Hiranuma’s pencil raced across the postcard transcribing the old man’s sardonic voice. The prisoners crowded around, curious as to whether the pale writer could repackage the old
man’s complaints. When he finished writing, Hiranuma read out in Korean what he’d written. The old man’s intent and feelings were intact, but his overt complaints had been
restrained. The courier collected the postcard. The prisoners were tense. Each cell whispered and bet about the fate of the missive. Two days later the postcard was sent off, but the old man
wasn’t called to the interrogation room. Silent cheers spread through the cells. The prisoners finally understood who 645 was: someone who would help spirit their souls to the outside.

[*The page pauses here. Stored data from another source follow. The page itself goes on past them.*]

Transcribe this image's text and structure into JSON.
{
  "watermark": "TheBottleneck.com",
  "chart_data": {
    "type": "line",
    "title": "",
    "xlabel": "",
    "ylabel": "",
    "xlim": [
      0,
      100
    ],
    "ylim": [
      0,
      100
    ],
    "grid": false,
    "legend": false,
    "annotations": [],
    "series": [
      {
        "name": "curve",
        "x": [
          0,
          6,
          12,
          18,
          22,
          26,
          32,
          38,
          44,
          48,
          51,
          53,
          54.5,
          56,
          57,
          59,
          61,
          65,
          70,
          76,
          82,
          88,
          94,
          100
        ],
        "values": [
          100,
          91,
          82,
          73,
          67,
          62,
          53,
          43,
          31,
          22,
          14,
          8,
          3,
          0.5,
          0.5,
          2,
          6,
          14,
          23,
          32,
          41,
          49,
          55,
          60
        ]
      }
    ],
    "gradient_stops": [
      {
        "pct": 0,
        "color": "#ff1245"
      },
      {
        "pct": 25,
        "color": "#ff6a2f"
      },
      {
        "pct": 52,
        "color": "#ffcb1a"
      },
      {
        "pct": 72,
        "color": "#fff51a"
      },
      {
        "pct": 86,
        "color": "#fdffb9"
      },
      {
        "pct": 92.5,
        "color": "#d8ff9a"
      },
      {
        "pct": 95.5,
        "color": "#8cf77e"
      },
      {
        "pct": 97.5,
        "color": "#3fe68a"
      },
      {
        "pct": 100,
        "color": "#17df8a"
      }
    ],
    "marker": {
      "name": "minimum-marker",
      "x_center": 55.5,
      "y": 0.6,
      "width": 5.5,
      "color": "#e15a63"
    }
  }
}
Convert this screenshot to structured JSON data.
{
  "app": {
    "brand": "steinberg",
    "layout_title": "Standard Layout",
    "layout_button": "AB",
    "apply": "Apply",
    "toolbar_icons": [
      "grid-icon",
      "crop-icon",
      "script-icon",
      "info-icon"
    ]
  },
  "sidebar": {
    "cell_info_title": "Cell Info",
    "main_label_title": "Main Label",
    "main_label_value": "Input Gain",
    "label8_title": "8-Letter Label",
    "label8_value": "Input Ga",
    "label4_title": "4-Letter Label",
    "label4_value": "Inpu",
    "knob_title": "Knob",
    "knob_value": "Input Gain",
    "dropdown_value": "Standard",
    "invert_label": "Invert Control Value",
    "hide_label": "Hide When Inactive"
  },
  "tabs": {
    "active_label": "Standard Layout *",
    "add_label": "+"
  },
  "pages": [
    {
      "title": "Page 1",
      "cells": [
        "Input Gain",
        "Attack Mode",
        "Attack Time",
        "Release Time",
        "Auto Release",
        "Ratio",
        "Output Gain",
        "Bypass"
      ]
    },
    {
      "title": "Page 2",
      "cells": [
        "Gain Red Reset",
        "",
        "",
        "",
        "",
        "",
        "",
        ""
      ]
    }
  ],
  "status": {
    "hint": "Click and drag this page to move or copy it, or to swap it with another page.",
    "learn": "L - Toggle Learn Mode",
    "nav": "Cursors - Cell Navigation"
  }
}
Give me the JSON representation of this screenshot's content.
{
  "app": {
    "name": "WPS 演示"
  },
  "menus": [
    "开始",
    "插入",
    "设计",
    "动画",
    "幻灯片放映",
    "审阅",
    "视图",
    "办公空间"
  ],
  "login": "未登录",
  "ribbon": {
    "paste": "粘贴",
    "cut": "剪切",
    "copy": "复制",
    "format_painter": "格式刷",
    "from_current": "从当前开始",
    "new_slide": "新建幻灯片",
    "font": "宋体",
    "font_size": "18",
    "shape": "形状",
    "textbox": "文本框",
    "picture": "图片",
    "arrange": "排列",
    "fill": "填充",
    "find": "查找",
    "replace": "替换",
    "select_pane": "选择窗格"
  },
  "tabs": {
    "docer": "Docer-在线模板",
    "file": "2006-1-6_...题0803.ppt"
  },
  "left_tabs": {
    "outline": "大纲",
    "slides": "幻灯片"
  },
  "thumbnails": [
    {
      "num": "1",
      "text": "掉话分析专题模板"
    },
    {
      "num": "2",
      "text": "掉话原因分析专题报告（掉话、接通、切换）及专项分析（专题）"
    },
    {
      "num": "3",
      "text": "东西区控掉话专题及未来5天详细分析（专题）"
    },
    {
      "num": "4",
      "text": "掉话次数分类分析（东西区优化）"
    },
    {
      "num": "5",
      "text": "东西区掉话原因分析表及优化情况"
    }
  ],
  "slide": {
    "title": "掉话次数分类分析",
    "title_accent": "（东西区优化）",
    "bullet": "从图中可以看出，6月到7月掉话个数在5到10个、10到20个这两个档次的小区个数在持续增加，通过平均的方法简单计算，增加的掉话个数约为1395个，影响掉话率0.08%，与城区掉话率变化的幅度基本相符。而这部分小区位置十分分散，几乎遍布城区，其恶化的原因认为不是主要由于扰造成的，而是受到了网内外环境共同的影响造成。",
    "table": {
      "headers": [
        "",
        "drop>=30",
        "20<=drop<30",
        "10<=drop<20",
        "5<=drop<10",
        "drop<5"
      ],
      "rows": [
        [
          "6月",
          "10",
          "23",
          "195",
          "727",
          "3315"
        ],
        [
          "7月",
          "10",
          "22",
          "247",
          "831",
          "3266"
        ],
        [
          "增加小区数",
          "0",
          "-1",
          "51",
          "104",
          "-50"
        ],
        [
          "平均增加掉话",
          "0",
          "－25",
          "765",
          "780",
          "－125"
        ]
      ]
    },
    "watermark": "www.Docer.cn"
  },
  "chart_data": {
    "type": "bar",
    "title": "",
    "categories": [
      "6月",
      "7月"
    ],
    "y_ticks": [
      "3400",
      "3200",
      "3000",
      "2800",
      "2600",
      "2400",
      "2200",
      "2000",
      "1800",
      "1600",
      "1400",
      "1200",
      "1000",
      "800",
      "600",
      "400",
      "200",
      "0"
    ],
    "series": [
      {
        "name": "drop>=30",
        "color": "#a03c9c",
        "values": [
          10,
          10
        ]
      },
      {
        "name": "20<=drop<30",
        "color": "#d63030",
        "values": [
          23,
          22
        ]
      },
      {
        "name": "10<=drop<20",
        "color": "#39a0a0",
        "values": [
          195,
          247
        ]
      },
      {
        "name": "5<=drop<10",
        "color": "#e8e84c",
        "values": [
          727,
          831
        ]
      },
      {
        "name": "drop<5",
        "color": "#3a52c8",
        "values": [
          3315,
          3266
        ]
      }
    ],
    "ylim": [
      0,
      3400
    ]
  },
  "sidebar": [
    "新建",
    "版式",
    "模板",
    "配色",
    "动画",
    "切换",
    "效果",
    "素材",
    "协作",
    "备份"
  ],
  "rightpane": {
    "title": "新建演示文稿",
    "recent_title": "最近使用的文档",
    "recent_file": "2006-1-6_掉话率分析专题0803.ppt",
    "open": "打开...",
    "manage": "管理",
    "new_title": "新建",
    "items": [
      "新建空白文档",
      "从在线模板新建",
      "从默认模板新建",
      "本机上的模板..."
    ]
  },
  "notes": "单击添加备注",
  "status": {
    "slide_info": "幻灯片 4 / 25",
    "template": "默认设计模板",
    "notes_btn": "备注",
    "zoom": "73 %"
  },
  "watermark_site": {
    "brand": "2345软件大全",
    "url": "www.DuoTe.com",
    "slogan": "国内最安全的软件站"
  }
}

One by one, prisoners came looking for him. Before Hiranuma wrote their postcard, he asked them who they were sending it to, what their relationship was, what memories they shared. He carefully
observed the way they talked and the words they liked to use. He wasn’t simply writing down what was dictated. He constructed a cover that would camouflage the true meaning of what they
wanted to convey. When he read back what he had written, the men shed tears, as they heard their true feelings put into words. Hiranuma shaped the desperate sentiments of the prisoners while
avoiding the blade of censorship, a perilous high-wire act. A fortnight after the postcards were sent out, answers began arriving, slashed intermittently with black ink, only traces left of
undesirable words that didn’t pass Sugiyama’s censorship. The letters sparkled with hope and love. Hiranuma read them out; even if Sugiyama blacked out all of the lines he could
resurrect the words, read what was hidden and what couldn’t be said, revealing unshed tears and undreamt dreams. Hiranuma felt alive again. More and more prisoners rushed to secure his
services; the old man fashioned ledgers out of scraps of wood and kept records written with a lump of coal. Hiranuma grew busier, the old man’s books grew fatter and Man-gyo busily scurried
off to the Japanese wards to supply labour.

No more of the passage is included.